Iwao Hakamata, um japonês de 89 anos que passou mais de quatro décadas no corredor da morte antes de ser absolvido, recebeu uma indenização de US$ 1,4 milhão, anunciou o Tribunal Distrital de Shizuoka nesta terça-feira (25). O valor equivale a cerca de US$ 85 por cada dia em que esteve injustamente preso.

Hakamata foi condenado à morte em 1968 pelo assassinato de quatro pessoas, apesar de sempre ter afirmado ser inocente. Durante o julgamento, ele alegou que a polícia forjou provas contra ele e que sua confissão foi obtida sob tortura. Décadas depois, testes de DNA comprovaram que as roupas ensanguentadas usadas como evidência não pertenciam a ele, levando à sua libertação em 2014 e, posteriormente, à sua absolvição definitiva em 2023.

O caso gerou indignação internacional e levantou críticas ao sistema de justiça criminal japonês, que possui uma taxa de condenação de 99%. Especialistas e defensores dos direitos humanos apontam que o processo de Hakamata expôs falhas graves no uso da pena de morte no país.

Apesar da indenização, seu advogado, Hideyo Ogawa, afirmou que nenhum valor pode reparar os danos causados por décadas de prisão injusta.

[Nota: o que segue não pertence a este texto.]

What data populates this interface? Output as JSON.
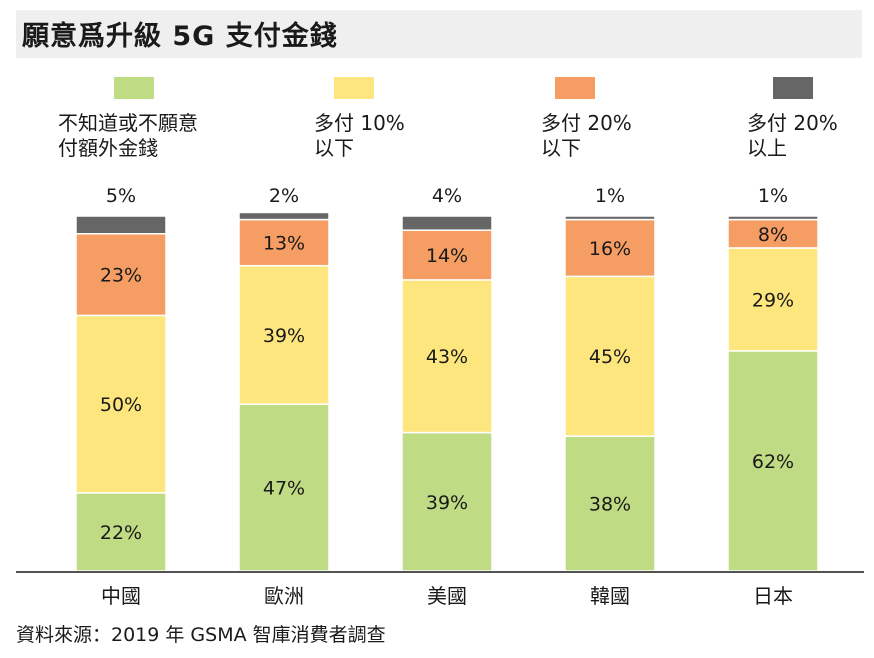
{
  "title": "願意爲升級 5G 支付金錢",
  "source": "資料來源：2019 年 GSMA 智庫消費者調查",
  "legend": [
    {
      "label": "不知道或不願意\n付額外金錢",
      "color": "#bfdb83"
    },
    {
      "label": "多付 10%\n以下",
      "color": "#fee67e"
    },
    {
      "label": "多付 20%\n以下",
      "color": "#f59d63"
    },
    {
      "label": "多付 20%\n以上",
      "color": "#666666"
    }
  ],
  "chart_data": {
    "type": "bar",
    "stacked": true,
    "categories": [
      "中國",
      "歐洲",
      "美國",
      "韓國",
      "日本"
    ],
    "series": [
      {
        "name": "不知道或不願意付額外金錢",
        "color": "#bfdb83",
        "values": [
          22,
          47,
          39,
          38,
          62
        ],
        "labels": [
          "22%",
          "47%",
          "39%",
          "38%",
          "62%"
        ]
      },
      {
        "name": "多付 10% 以下",
        "color": "#fee67e",
        "values": [
          50,
          39,
          43,
          45,
          29
        ],
        "labels": [
          "50%",
          "39%",
          "43%",
          "45%",
          "29%"
        ]
      },
      {
        "name": "多付 20% 以下",
        "color": "#f59d63",
        "values": [
          23,
          13,
          14,
          16,
          8
        ],
        "labels": [
          "23%",
          "13%",
          "14%",
          "16%",
          "8%"
        ]
      },
      {
        "name": "多付 20% 以上",
        "color": "#666666",
        "values": [
          5,
          2,
          4,
          1,
          1
        ],
        "labels": [
          "5%",
          "2%",
          "4%",
          "1%",
          "1%"
        ]
      }
    ],
    "ylim": [
      0,
      100
    ],
    "grid": false,
    "legend_position": "top"
  }
}
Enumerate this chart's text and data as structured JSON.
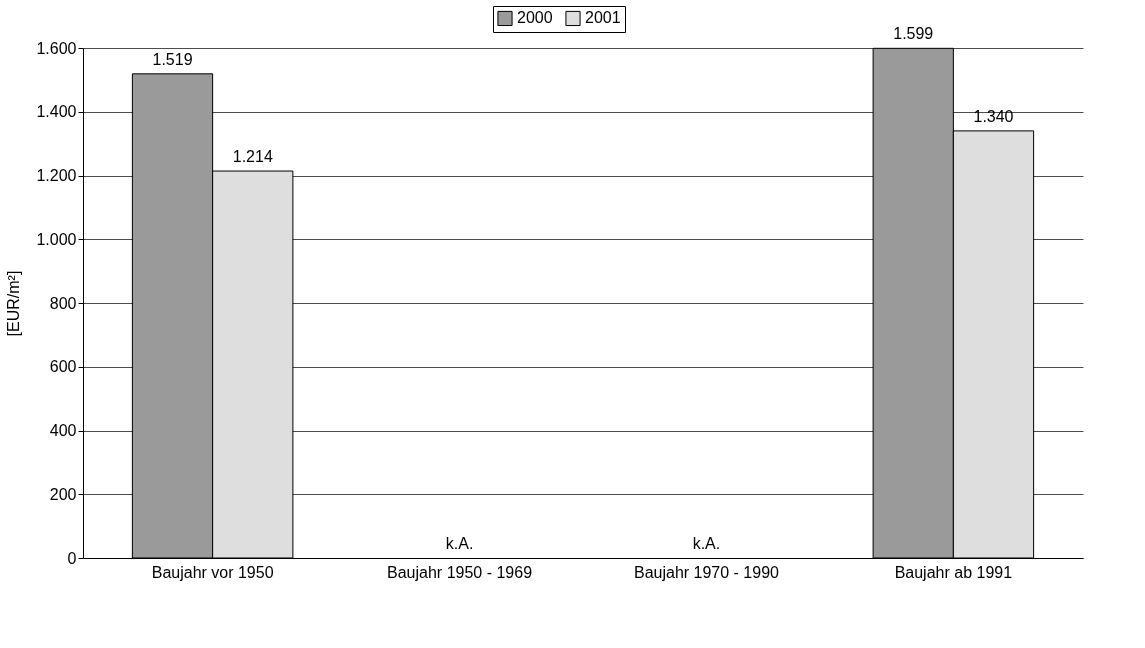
{
  "chart_data": {
    "type": "bar",
    "ylabel": "[EUR/m²]",
    "categories": [
      "Baujahr vor 1950",
      "Baujahr 1950 - 1969",
      "Baujahr 1970 - 1990",
      "Baujahr ab 1991"
    ],
    "series": [
      {
        "name": "2000",
        "color": "#9a9a9a",
        "values": [
          1519,
          null,
          null,
          1599
        ],
        "value_labels": [
          "1.519",
          null,
          null,
          "1.599"
        ]
      },
      {
        "name": "2001",
        "color": "#dedede",
        "values": [
          1214,
          null,
          null,
          1340
        ],
        "value_labels": [
          "1.214",
          null,
          null,
          "1.340"
        ]
      }
    ],
    "ylim": [
      0,
      1600
    ],
    "yticks": [
      0,
      200,
      400,
      600,
      800,
      {
        "value": 1000,
        "label": "1.000"
      },
      {
        "value": 1200,
        "label": "1.200"
      },
      {
        "value": 1400,
        "label": "1.400"
      },
      {
        "value": 1600,
        "label": "1.600"
      }
    ],
    "grid": "y",
    "legend": "top",
    "annotations": [
      "k.A.",
      "k.A."
    ]
  }
}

A irmã do ex-boxeador, Hideko Hakamata, que lutou anos por sua libertação, relatou que ele sofre de graves sequelas psicológicas devido ao longo período de isolamento.

A história de Hakamata reforça os apelos para uma reforma judicial no Japão e o fim da pena de morte, especialmente em casos com evidências frágeis ou confissões forçadas.